Clemens' impact is seen wide and far. The Yankees went after Roger's friend and former teammate, Andy Pettitte, partially in hopes that their friendship would lure Clemens back to the Bronx. Potentially in fear of that outcome, the Red Sox broke the bank in their attempt to sign Daisuke Matsuzaka. And one has to wonder how Clemens' other suitors -- specifically, the Houston Astros and Texas Rangers (his home-state teams) -- acted and reacted as Clemens' 2007 plans became more and more clear.

And in six months, all these teams will be scrambling, again, to see what the Rocket does next year.

#39: Peyton Manning

Two great quarterbacks. The arguably better one was smashing records. The slightly lesser was winning championships.

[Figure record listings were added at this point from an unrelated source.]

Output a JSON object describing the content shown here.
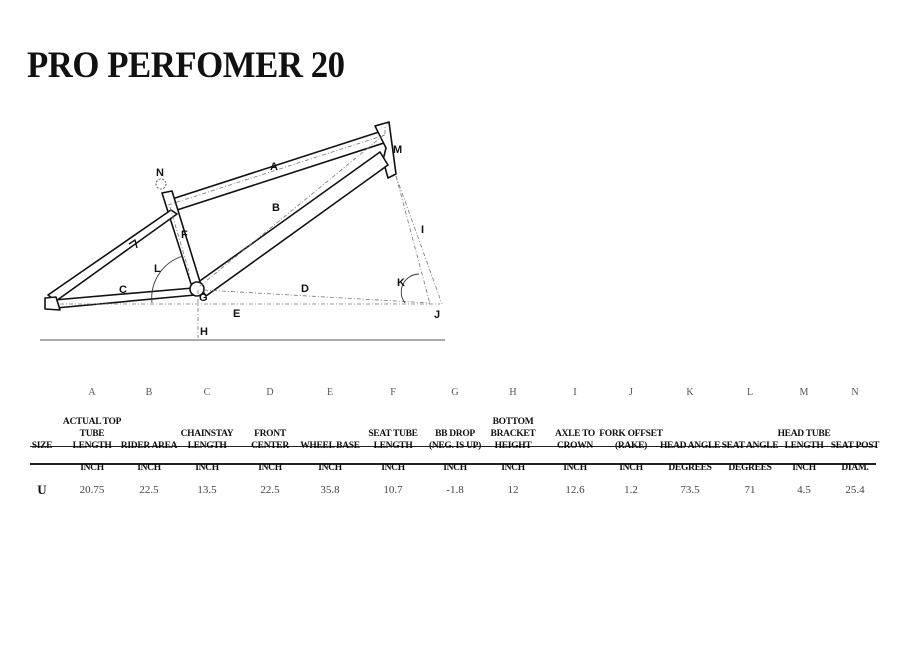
{
  "title": "PRO PERFOMER 20",
  "diagram_labels": {
    "A": "A",
    "B": "B",
    "C": "C",
    "D": "D",
    "E": "E",
    "F": "F",
    "G": "G",
    "H": "H",
    "I": "I",
    "J": "J",
    "K": "K",
    "L": "L",
    "M": "M",
    "N": "N"
  },
  "table": {
    "columns": [
      {
        "letter": "",
        "header": "SIZE",
        "unit": "",
        "value": "U"
      },
      {
        "letter": "A",
        "header": "ACTUAL TOP TUBE LENGTH",
        "unit": "INCH",
        "value": "20.75"
      },
      {
        "letter": "B",
        "header": "RIDER AREA",
        "unit": "INCH",
        "value": "22.5"
      },
      {
        "letter": "C",
        "header": "CHAINSTAY LENGTH",
        "unit": "INCH",
        "value": "13.5"
      },
      {
        "letter": "D",
        "header": "FRONT CENTER",
        "unit": "INCH",
        "value": "22.5"
      },
      {
        "letter": "E",
        "header": "WHEEL BASE",
        "unit": "INCH",
        "value": "35.8"
      },
      {
        "letter": "F",
        "header": "SEAT TUBE LENGTH",
        "unit": "INCH",
        "value": "10.7"
      },
      {
        "letter": "G",
        "header": "BB DROP (NEG. IS UP)",
        "unit": "INCH",
        "value": "-1.8"
      },
      {
        "letter": "H",
        "header": "BOTTOM BRACKET HEIGHT",
        "unit": "INCH",
        "value": "12"
      },
      {
        "letter": "I",
        "header": "AXLE TO CROWN",
        "unit": "INCH",
        "value": "12.6"
      },
      {
        "letter": "J",
        "header": "FORK OFFSET (RAKE)",
        "unit": "INCH",
        "value": "1.2"
      },
      {
        "letter": "K",
        "header": "HEAD ANGLE",
        "unit": "DEGREES",
        "value": "73.5"
      },
      {
        "letter": "L",
        "header": "SEAT ANGLE",
        "unit": "DEGREES",
        "value": "71"
      },
      {
        "letter": "M",
        "header": "HEAD TUBE LENGTH",
        "unit": "INCH",
        "value": "4.5"
      },
      {
        "letter": "N",
        "header": "SEAT POST",
        "unit": "DIAM.",
        "value": "25.4"
      }
    ]
  }
}
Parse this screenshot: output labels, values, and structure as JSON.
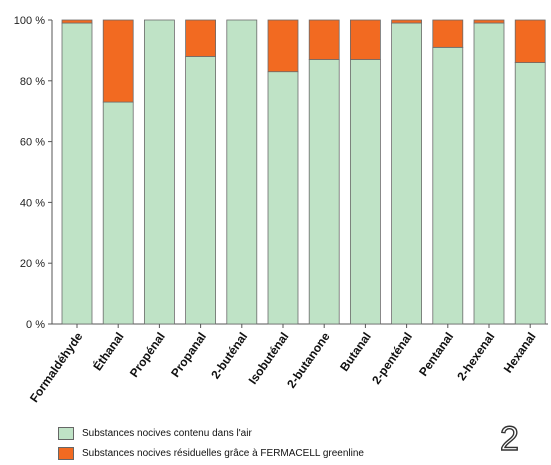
{
  "chart_data": {
    "type": "bar",
    "stacked": true,
    "categories": [
      "Formaldéhyde",
      "Éthanal",
      "Propénal",
      "Propanal",
      "2-buténal",
      "Isobuténal",
      "2-butanone",
      "Butanal",
      "2-penténal",
      "Pentanal",
      "2-hexenal",
      "Hexanal"
    ],
    "series": [
      {
        "name": "Substances nocives contenu dans l'air",
        "values": [
          99,
          73,
          100,
          88,
          100,
          83,
          87,
          87,
          99,
          91,
          99,
          86
        ]
      },
      {
        "name": "Substances nocives résiduelles grâce à FERMACELL greenline",
        "values": [
          1,
          27,
          0,
          12,
          0,
          17,
          13,
          13,
          1,
          9,
          1,
          14
        ]
      }
    ],
    "ylim": [
      0,
      100
    ],
    "yticks": [
      "0 %",
      "20 %",
      "40 %",
      "60 %",
      "80 %",
      "100 %"
    ],
    "grid": false,
    "legend_position": "bottom-left"
  },
  "colors": {
    "green": "#bfe3c6",
    "orange": "#f26a21",
    "axis": "#555555"
  },
  "figure_number": "2"
}
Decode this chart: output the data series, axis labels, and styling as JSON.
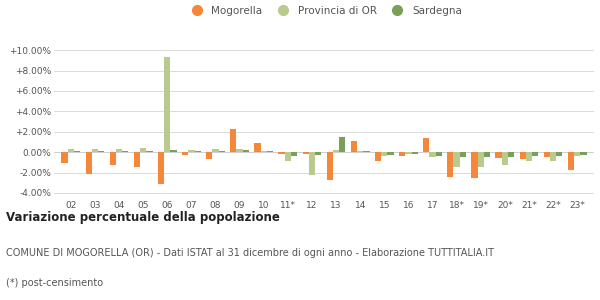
{
  "categories": [
    "02",
    "03",
    "04",
    "05",
    "06",
    "07",
    "08",
    "09",
    "10",
    "11*",
    "12",
    "13",
    "14",
    "15",
    "16",
    "17",
    "18*",
    "19*",
    "20*",
    "21*",
    "22*",
    "23*"
  ],
  "mogorella": [
    -1.1,
    -2.1,
    -1.3,
    -1.5,
    -3.1,
    -0.3,
    -0.7,
    2.3,
    0.9,
    -0.15,
    -0.2,
    -2.7,
    1.1,
    -0.9,
    -0.4,
    1.4,
    -2.4,
    -2.5,
    -0.6,
    -0.7,
    -0.5,
    -1.8
  ],
  "provincia_or": [
    0.3,
    0.3,
    0.35,
    0.4,
    9.3,
    0.2,
    0.3,
    0.3,
    0.1,
    -0.9,
    -2.2,
    0.2,
    0.15,
    -0.4,
    -0.2,
    -0.5,
    -1.5,
    -1.5,
    -1.3,
    -0.9,
    -0.9,
    -0.4
  ],
  "sardegna": [
    0.15,
    0.15,
    0.15,
    0.15,
    0.2,
    0.15,
    0.15,
    0.2,
    0.1,
    -0.4,
    -0.3,
    1.5,
    0.15,
    -0.25,
    -0.2,
    -0.4,
    -0.5,
    -0.5,
    -0.5,
    -0.4,
    -0.4,
    -0.3
  ],
  "color_mogorella": "#f4873a",
  "color_provincia": "#b8ca8e",
  "color_sardegna": "#7a9f5a",
  "ylim_min": -4.5,
  "ylim_max": 10.8,
  "yticks": [
    -4.0,
    -2.0,
    0.0,
    2.0,
    4.0,
    6.0,
    8.0,
    10.0
  ],
  "ytick_labels": [
    "-4.00%",
    "-2.00%",
    "0.00%",
    "+2.00%",
    "+4.00%",
    "+6.00%",
    "+8.00%",
    "+10.00%"
  ],
  "title": "Variazione percentuale della popolazione",
  "subtitle": "COMUNE DI MOGORELLA (OR) - Dati ISTAT al 31 dicembre di ogni anno - Elaborazione TUTTITALIA.IT",
  "footnote": "(*) post-censimento",
  "legend_labels": [
    "Mogorella",
    "Provincia di OR",
    "Sardegna"
  ],
  "bar_width": 0.26,
  "bg_color": "#ffffff",
  "grid_color": "#cccccc",
  "text_color": "#555555",
  "title_fontsize": 8.5,
  "subtitle_fontsize": 7.0,
  "tick_fontsize": 6.5,
  "legend_fontsize": 7.5
}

The latter became a cultural icon; the former, "the guy who couldn't win the big one".

Before February, Peyton Manning looked destined to become the Dan Marino to Tom Brady's Joe Montana. But with a Super Bowl title, that all changed.

Manning is once again the hallmark entry for why the NFL Draft is so compelling, with the #1 pick providing a team the chance at the once-in-a-lifetime superstar. Manning's resume, meanwhile, inches him closer to the moniker of "greatest of all time" -- a name reserved in football for guys like Jim Brown and Jerry Rice. His quest -- not the Colts', but specifically, Manning's quest -- for a second title will be the single-most important story line in the NFL this year.

#40: Don Imus

For almost 20 hours a day, WFAN was sports radio. For the other 4+ hours, it was Don Imus' satire-and-politics mudfest. Sports were, quite literally, a running joke on Imus' show, with the guy charged with announcing scores and highlights regularly made fun of.

So for "the I-Man" to make sports media news -- that's something.

When he called the Rutgers University women's basketball team an uncouth, uncalled-for name, he put women's basketball in the forefront of America's discussions. Female student athletes were reconsidered; the racial advances made by African-American women were in the spotlight. And Imus was not. Simply put Don Imus did more to bring women's basketball to the front of media attention, than any acomplishment achieved druing the NCAA tournament.

The Rutger's Women's team taught us two very important lessons through all of this. 1) how to lose with poise and dignity (they did lose the championship game) 2) there are still plenty of bariers that need to be brought down in the U.S.A. but when people have class, they can stand tall and walk through anything.